Игорный дом Софи без надобности не посещала, хотя сам Туманов по-прежнему жил там. В Петербурге встречались в Мариинской гостинице на Чернышевом переулке. Там же и обедали в ресторане, где официанты были в расшитых рубахах и подавали простую русскую еду – щи, каши, расстегаи, чай и соленые огурцы – которую одну и уважал Туманов. Софи не возражала, так как всегда ела по количеству мало, и в еде оставалась неприхотлива во все периоды жизни. Голодна – могла наесться хлебом и чаем. Сыта – и разносолы в глотку не лезут.

Однажды, приехав в Чернышев переулок к условленному часу (Туманов всегда приезжал раньше и ждал ее), Софи вдруг на выходе из ресторана буквально столкнулась с Лизой. Девушка-кошка явно попыталась прошмыгнуть мимо нее.

– Лизавета! – удивленно окликнула Софи. – Здравствуй!

– Зравствуйте и вам, Софья Павловна! – Лиза встретилась с Софи глазами и тут же отвела взгляд.

– Что ж ты? Твоя госпожа здесь обедает? – Софи мигом представилась вся пикантность грядущей встречи с Зинаидой Дмитриевной.

– Нет. Я тут… по другому делу…

– А-а-а! – Софи показалось, что она разгадала смущение горничной. – Ты опять Туманову записку от графини принесла?

– Нет! То есть… вроде того… – Лиза явно не была готова к разговору. – Простите, Софья Павловна!

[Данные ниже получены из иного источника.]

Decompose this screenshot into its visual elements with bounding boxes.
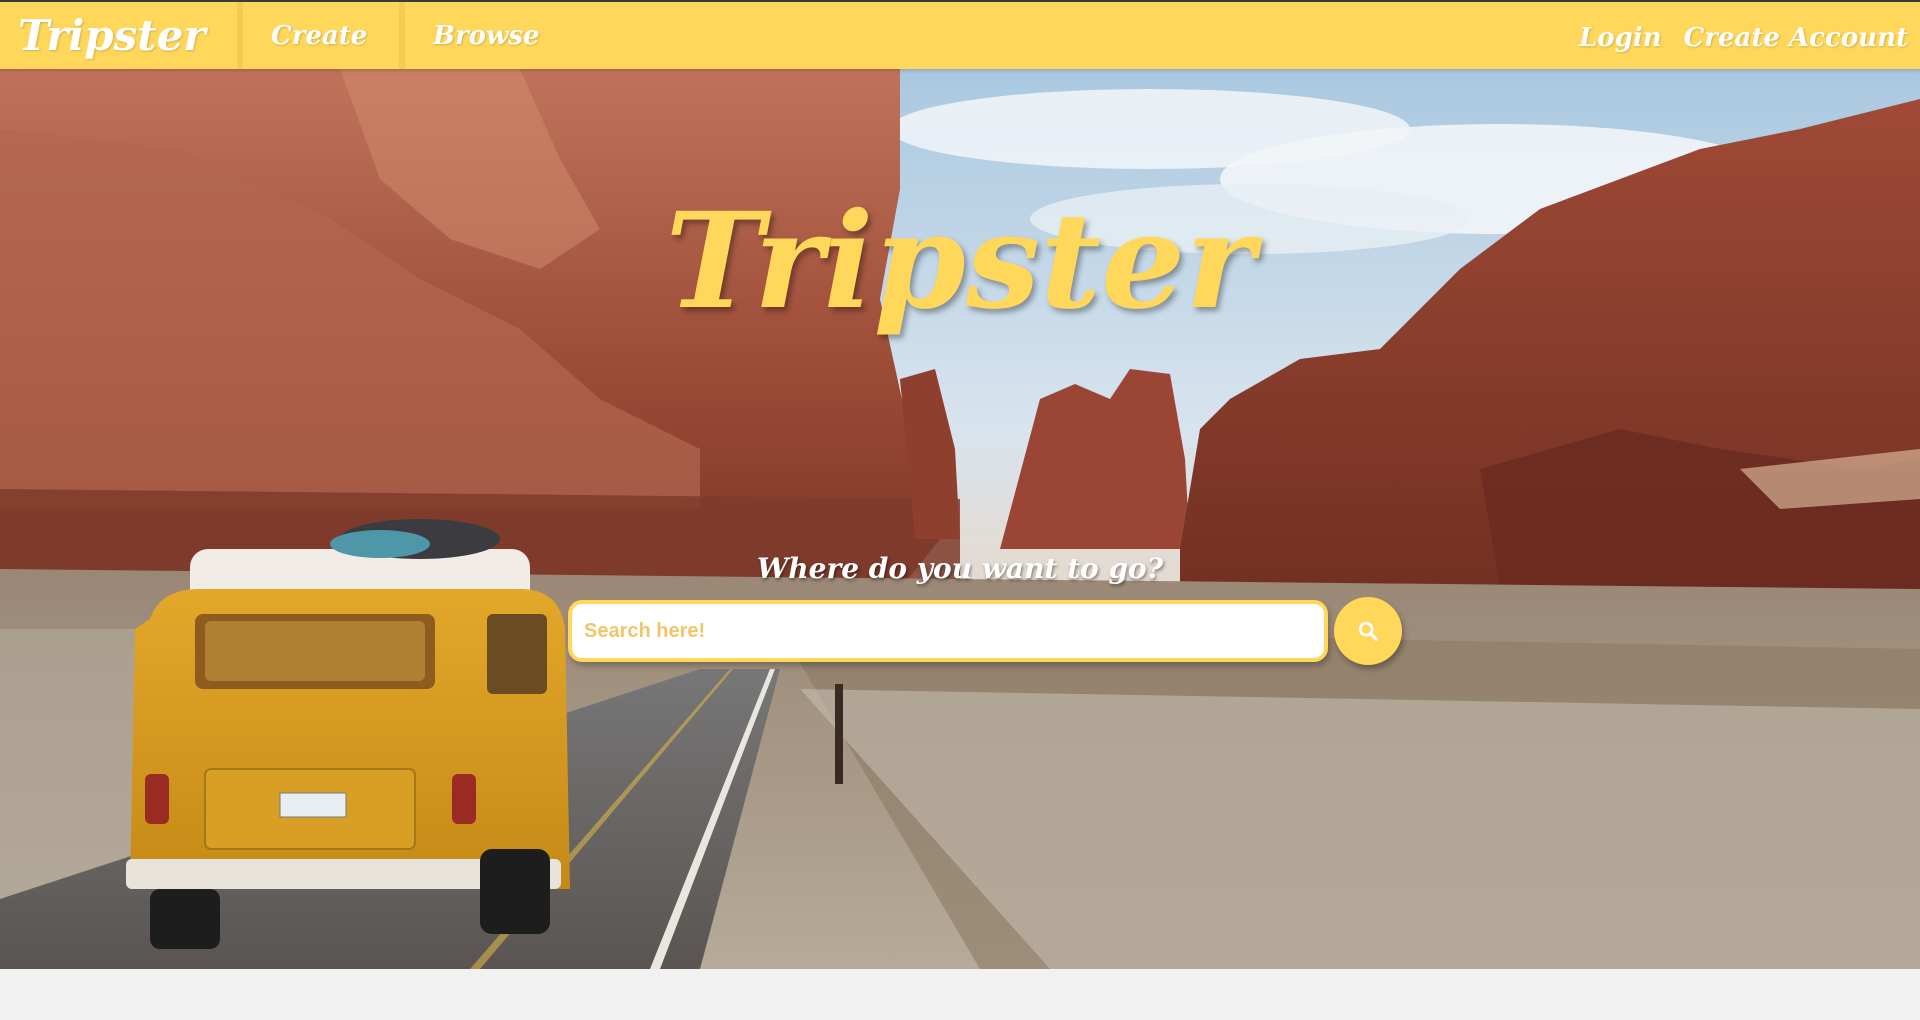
hero-title: Tripster: [665, 184, 1255, 339]
login-link[interactable]: Login: [1579, 23, 1662, 53]
hero-subtitle: Where do you want to go?: [756, 552, 1164, 585]
auth-links: Login Create Account: [1579, 2, 1920, 69]
search-input[interactable]: [568, 600, 1328, 662]
nav-browse-link[interactable]: Browse: [405, 2, 568, 69]
top-navbar: Tripster Create Browse Login Create Acco…: [0, 0, 1920, 69]
search-button[interactable]: [1334, 597, 1402, 665]
search-icon: [1358, 621, 1378, 641]
brand-logo[interactable]: Tripster: [0, 2, 237, 69]
hero-section: Tripster Where do you want to go?: [0, 69, 1920, 969]
nav-create-link[interactable]: Create: [243, 2, 399, 69]
create-account-link[interactable]: Create Account: [1684, 23, 1908, 53]
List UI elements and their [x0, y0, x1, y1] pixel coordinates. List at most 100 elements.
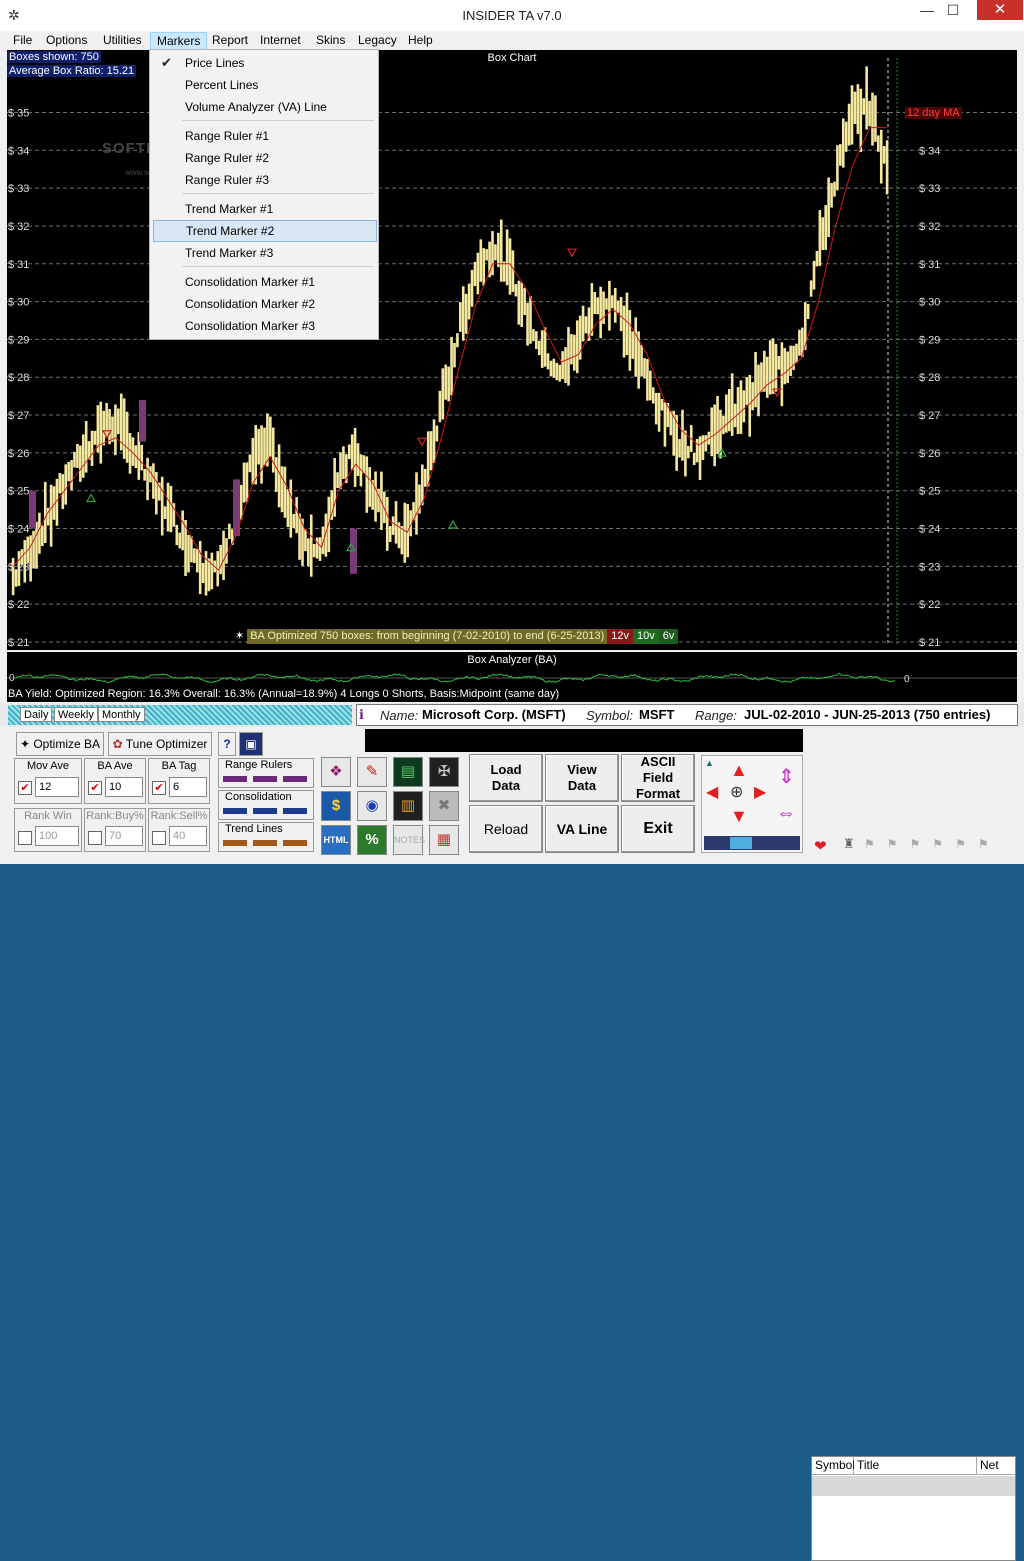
book-icon[interactable]: ❖: [321, 757, 351, 787]
markers-menu-item[interactable]: Trend Marker #2: [153, 220, 377, 242]
pan-up-arrow-icon[interactable]: ▲: [730, 760, 748, 781]
dollar-icon[interactable]: $: [321, 791, 351, 821]
calendar-icon[interactable]: ▦: [429, 825, 459, 855]
tab-daily[interactable]: Daily: [20, 707, 53, 722]
list-tool-2-icon[interactable]: ⚑: [887, 837, 898, 853]
x-pattern-icon[interactable]: ✖: [429, 791, 459, 821]
pan-right-arrow-icon[interactable]: ▶: [754, 782, 766, 802]
consolidation-2-swatch[interactable]: [253, 808, 277, 814]
menu-help[interactable]: Help: [402, 32, 439, 50]
box-analyzer-panel[interactable]: Box Analyzer (BA) 0 0 BA Yield: Optimize…: [7, 652, 1017, 702]
price-box: [613, 287, 617, 323]
range-ruler-1-swatch[interactable]: [223, 776, 247, 782]
scroll-up-small-icon[interactable]: ▲: [705, 758, 719, 768]
percent-icon[interactable]: %: [357, 825, 387, 855]
price-box: [403, 502, 407, 563]
view-data-button[interactable]: View Data: [545, 754, 619, 802]
minimize-button[interactable]: —: [914, 0, 940, 20]
ascii-field-format-button[interactable]: ASCII Field Format: [621, 754, 695, 802]
mov-ave-checkbox[interactable]: ✔: [18, 781, 32, 795]
menu-report[interactable]: Report: [206, 32, 254, 50]
menu-utilities[interactable]: Utilities: [97, 32, 148, 50]
markers-menu-item[interactable]: Volume Analyzer (VA) Line: [153, 96, 377, 118]
markers-menu-item[interactable]: Trend Marker #3: [153, 242, 377, 264]
ba-ave-checkbox[interactable]: ✔: [88, 781, 102, 795]
list-header-symbol[interactable]: Symbol: [812, 1457, 855, 1475]
list-tool-3-icon[interactable]: ⚑: [910, 837, 921, 853]
ba-tag-input[interactable]: 6: [169, 777, 207, 797]
y-tick-label-right: $ 22: [919, 599, 940, 611]
markers-menu-item[interactable]: Range Ruler #1: [153, 125, 377, 147]
notes-icon[interactable]: NOTES: [393, 825, 425, 855]
brush-icon[interactable]: ♜: [843, 836, 855, 852]
rank-win-input[interactable]: 100: [35, 826, 79, 846]
chart-scrollbar[interactable]: [704, 836, 800, 850]
tune-optimizer-button[interactable]: ✿ Tune Optimizer: [108, 732, 212, 756]
pattern-grid-icon[interactable]: ✠: [429, 757, 459, 787]
trend-line-1-swatch[interactable]: [223, 840, 247, 846]
tools-icon[interactable]: ✎: [357, 757, 387, 787]
chart-bars-icon[interactable]: ▥: [393, 791, 423, 821]
pan-down-arrow-icon[interactable]: ▼: [730, 806, 748, 827]
range-ruler-3-swatch[interactable]: [283, 776, 307, 782]
menu-file[interactable]: File: [7, 32, 38, 50]
trend-line-3-swatch[interactable]: [283, 840, 307, 846]
trend-line-2-swatch[interactable]: [253, 840, 277, 846]
price-box: [692, 452, 696, 466]
menu-legacy[interactable]: Legacy: [352, 32, 403, 50]
ba-tag-checkbox[interactable]: ✔: [152, 781, 166, 795]
load-data-button[interactable]: Load Data: [469, 754, 543, 802]
zoom-icon[interactable]: ⊕: [730, 782, 743, 802]
rank-sell-checkbox[interactable]: [152, 831, 166, 845]
rank-sell-input[interactable]: 40: [169, 826, 207, 846]
stretch-vertical-icon[interactable]: ⇕: [778, 764, 795, 789]
markers-menu-item[interactable]: Consolidation Marker #1: [153, 271, 377, 293]
markers-menu-item[interactable]: Range Ruler #3: [153, 169, 377, 191]
reload-button[interactable]: Reload: [469, 805, 543, 853]
menu-skins[interactable]: Skins: [310, 32, 351, 50]
scrollbar-thumb[interactable]: [730, 837, 752, 849]
maximize-button[interactable]: ☐: [940, 0, 966, 20]
mov-ave-input[interactable]: 12: [35, 777, 79, 797]
favorites-heart-icon[interactable]: ❤: [814, 837, 827, 855]
markers-menu-item[interactable]: Consolidation Marker #2: [153, 293, 377, 315]
markers-menu-item[interactable]: Trend Marker #1: [153, 198, 377, 220]
tab-weekly[interactable]: Weekly: [54, 707, 98, 722]
consolidation-1-swatch[interactable]: [223, 808, 247, 814]
close-button[interactable]: ✕: [977, 0, 1023, 20]
rank-buy-input[interactable]: 70: [105, 826, 143, 846]
ba-ave-input[interactable]: 10: [105, 777, 143, 797]
menu-internet[interactable]: Internet: [254, 32, 307, 50]
list-header-net[interactable]: Net: [977, 1457, 1015, 1475]
list-selected-row[interactable]: [812, 1476, 1015, 1496]
exit-button[interactable]: Exit: [621, 805, 695, 853]
symbol-list[interactable]: Symbol Title Net: [811, 1456, 1016, 1561]
consolidation-3-swatch[interactable]: [283, 808, 307, 814]
menu-markers[interactable]: Markers: [150, 32, 208, 50]
ba-tool-icon[interactable]: ▣: [239, 732, 263, 756]
info-icon[interactable]: ◉: [357, 791, 387, 821]
list-tool-6-icon[interactable]: ⚑: [978, 837, 989, 853]
pan-left-arrow-icon[interactable]: ◀: [706, 782, 718, 802]
list-tool-4-icon[interactable]: ⚑: [932, 837, 943, 853]
range-rulers-group: Range Rulers: [218, 758, 314, 788]
markers-menu-item[interactable]: Range Ruler #2: [153, 147, 377, 169]
rank-buy-checkbox[interactable]: [88, 831, 102, 845]
tab-monthly[interactable]: Monthly: [98, 707, 145, 722]
range-ruler-2-swatch[interactable]: [253, 776, 277, 782]
list-tool-5-icon[interactable]: ⚑: [955, 837, 966, 853]
markers-menu-item[interactable]: Consolidation Marker #3: [153, 315, 377, 337]
html-icon[interactable]: HTML: [321, 825, 351, 855]
list-tool-1-icon[interactable]: ⚑: [864, 837, 875, 853]
list-header-title[interactable]: Title: [854, 1457, 977, 1475]
menu-options[interactable]: Options: [40, 32, 93, 50]
rank-win-checkbox[interactable]: [18, 831, 32, 845]
ticker-tape-icon[interactable]: ▤: [393, 757, 423, 787]
markers-menu-item[interactable]: Percent Lines: [153, 74, 377, 96]
stretch-horizontal-icon[interactable]: ⇔: [776, 802, 796, 825]
va-line-button[interactable]: VA Line: [545, 805, 619, 853]
markers-menu-item[interactable]: ✔ Price Lines: [153, 52, 377, 74]
help-button[interactable]: ?: [218, 732, 236, 756]
price-box: [473, 261, 477, 287]
optimize-ba-button[interactable]: ✦ Optimize BA: [16, 732, 104, 756]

Бежать мне надобно!

– Да погоди ты! – досадливо поморщилась Софи. – Что пара минут решит? И чтоб ты не думала: я на тебя вовсе не сержусь. И на госпожу твою – тоже. Что ж с того, если графиня все Туманова позабыть не может? Это печаль ее, а не вина…

– Да?! – окрысилась Лиза, мигом сделавшись некрасивой и даже жутковатой на вид. – Знали б вы, что она из этой печали сделать готова! И уж сделала. Небось бы так не говорили!

– Ты скажешь мне?

– Ни за что! Мне, знаете ли, своя шкура чужих печалей дороже. А вам… Вам я вот что скажу: забирайте вы Михаила Михайловича и уезжайте!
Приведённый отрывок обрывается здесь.